Le lichen scléreux atrophique (ou lichen scléro-atrophique) est une maladie de la peau inflammatoire d’origine probablement auto-immune avec un terrain génétique potentiel (c’est encore étudié et loin d’être assuré).

C’est une maladie qui touche surtout les femmes mais qui peut atteindre les hommes également.

Le plus souvent diagnostiqué chez la femme ménopausée et la petite fille, le lichen scléreux peut survenir à n’importe quel âge. L’atrophie vulvaire étant un symptôme fréquent de la ménopause, cela amène certaines d’entre elles à n’avoir le diagnostic de lichen scléreux que très tardivement car on peut confondre les deux. De plus, comme c’est une maladie mal connue, il est probable que des femmes avant la ménopause errent dans les cabinets de gynécologues pendant des années avant d’avoir l’explication de leurs symptômes vulvaires persistants.

 

La maladie affecte le plus souvent les parties génitales mais elle peut aussi, rarement, se développer sur la peau (tronc notamment). Le lichen scléreux touche surtout la zone vulvaire et anale des femmes et le prépuce et le gland des hommes.

Chez la femme, elle affecte les muqueuses vulvaire et anale mais elle épargne le vagin et n’atteint jamais l’utérus ou les ovaires.

Le lichen scléreux vulvaire peut ne donner lieu à aucun symptôme ou se révéler par des démangeaisons, une sensation de sécheresse, des brûlures, de la dyspareunie (douleur au cours des rapports sexuels). La muqueuse vulvaire blanchit de façon de diffuse ou localisée. Elle devient lisse brillante (« nacrée ») ou plissée car plus fine.
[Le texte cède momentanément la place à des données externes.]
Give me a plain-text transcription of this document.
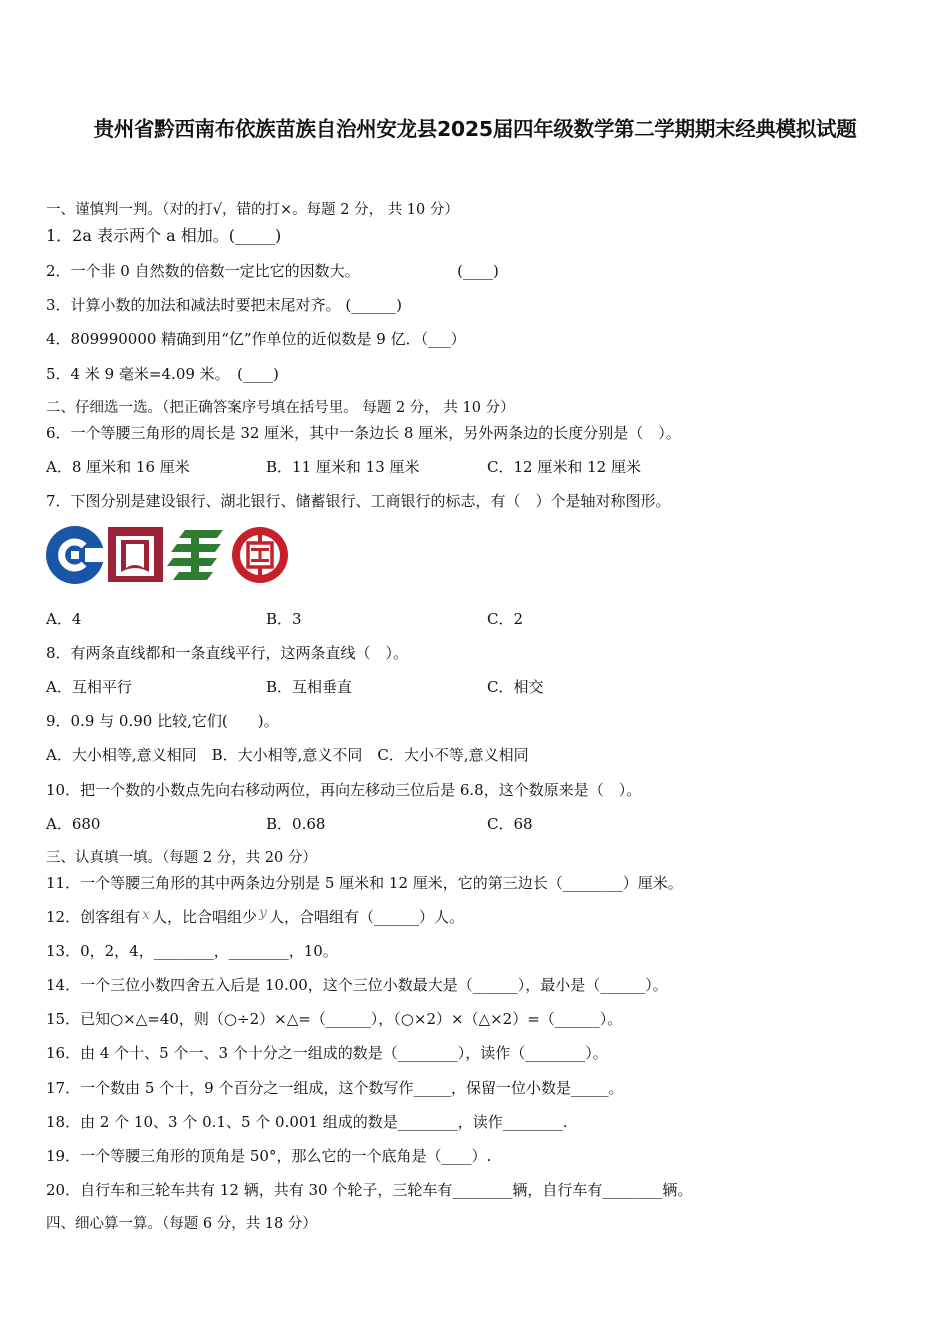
贵州省黔西南布依族苗族自治州安龙县2025届四年级数学第二学期期末经典模拟试题
一、谨慎判一判。（对的打√，错的打×。每题 2 分， 共 10 分）
1．2a 表示两个 a 相加。(_____)
2．一个非 0 自然数的倍数一定比它的因数大。　　　　　　　(____)
3．计算小数的加法和减法时要把末尾对齐。 (______)
4．809990000 精确到用“亿”作单位的近似数是 9 亿．（___）
5．4 米 9 毫米=4.09 米。　(____)
二、仔细选一选。（把正确答案序号填在括号里。 每题 2 分， 共 10 分）
6．一个等腰三角形的周长是 32 厘米，其中一条边长 8 厘米，另外两条边的长度分别是（　）。
A．8 厘米和 16 厘米	B．11 厘米和 13 厘米	C．12 厘米和 12 厘米
7．下图分别是建设银行、湖北银行、储蓄银行、工商银行的标志，有（　）个是轴对称图形。
A．4	B．3	C．2
8．有两条直线都和一条直线平行，这两条直线（　）。
A．互相平行	B．互相垂直	C．相交
9．0.9 与 0.90 比较,它们(　　)。
A．大小相等,意义相同　B．大小相等,意义不同　C．大小不等,意义相同
10．把一个数的小数点先向右移动两位，再向左移动三位后是 6.8，这个数原来是（　）。
A．680	B．0.68	C．68
三、认真填一填。（每题 2 分，共 20 分）
11．一个等腰三角形的其中两条边分别是 5 厘米和 12 厘米，它的第三边长（________）厘米。
12．创客组有 x 人，比合唱组少 y 人，合唱组有（______）人。
13．0，2，4，________，________，10。
14．一个三位小数四舍五入后是 10.00，这个三位小数最大是（______），最小是（______）。
15．已知○×△=40，则（○÷2）×△=（______），（○×2）×（△×2）=（______）。
16．由 4 个十、5 个一、3 个十分之一组成的数是（________），读作（________）。
17．一个数由 5 个十，9 个百分之一组成，这个数写作_____，保留一位小数是_____。
18．由 2 个 10、3 个 0.1、5 个 0.001 组成的数是________，读作________.
19．一个等腰三角形的顶角是 50°，那么它的一个底角是（____）.
20．自行车和三轮车共有 12 辆，共有 30 个轮子，三轮车有________辆，自行车有________辆。
四、细心算一算。（每题 6 分，共 18 分）
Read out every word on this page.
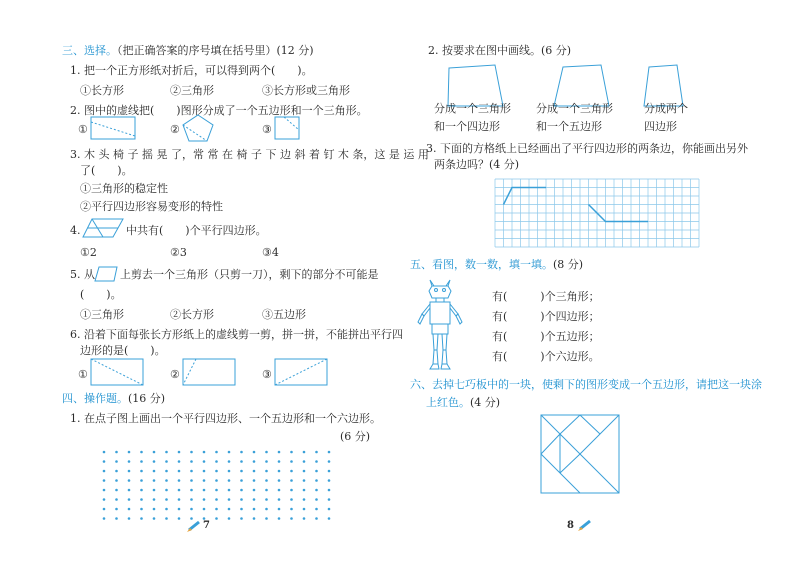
三、选择。（把正确答案的序号填在括号里）(12 分)
1. 把一个正方形纸对折后，可以得到两个(　　)。
①长方形	②三角形	③长方形或三角形
2. 图中的虚线把(　　)图形分成了一个五边形和一个三角形。
①	②	③
3. 木 头 椅 子 摇 晃 了，常 常 在 椅 子 下 边 斜 着 钉 木 条，这 是 运 用
了(　　)。
①三角形的稳定性
②平行四边形容易变形的特性
4.	中共有(　　)个平行四边形。
①2	②3	③4
5. 从 上剪去一个三角形（只剪一刀），剩下的部分不可能是
(　　)。
①三角形	②长方形	③五边形
6. 沿着下面每张长方形纸上的虚线剪一剪，拼一拼，不能拼出平行四
边形的是(　　)。
①	②	③
四、操作题。(16 分)
1. 在点子图上画出一个平行四边形、一个五边形和一个六边形。
(6 分)
7
2. 按要求在图中画线。(6 分)
分成一个三角形
和一个四边形
分成一个三角形
和一个五边形
分成两个
四边形
3. 下面的方格纸上已经画出了平行四边形的两条边，你能画出另外
两条边吗？(4 分)
五、看图，数一数，填一填。(8 分)
有(　　　)个三角形；
有(　　　)个四边形；
有(　　　)个五边形；
有(　　　)个六边形。
六、去掉七巧板中的一块，使剩下的图形变成一个五边形，请把这一块涂
上红色。(4 分)
8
Comme la muqueuse est plus fine, elle peut se fissurer spontanément ou lorsqu’elle est étirée. La maladie peut aussi modifier l’anatomie de la vulve : le relief des petites lèvres peut s’effacer plus ou moins complètement ; le clitoris peut être recouvert mais il ne disparaît pas et conserve un fonctionnement normal ; l’entrée du vagin peut sembler rétrécie.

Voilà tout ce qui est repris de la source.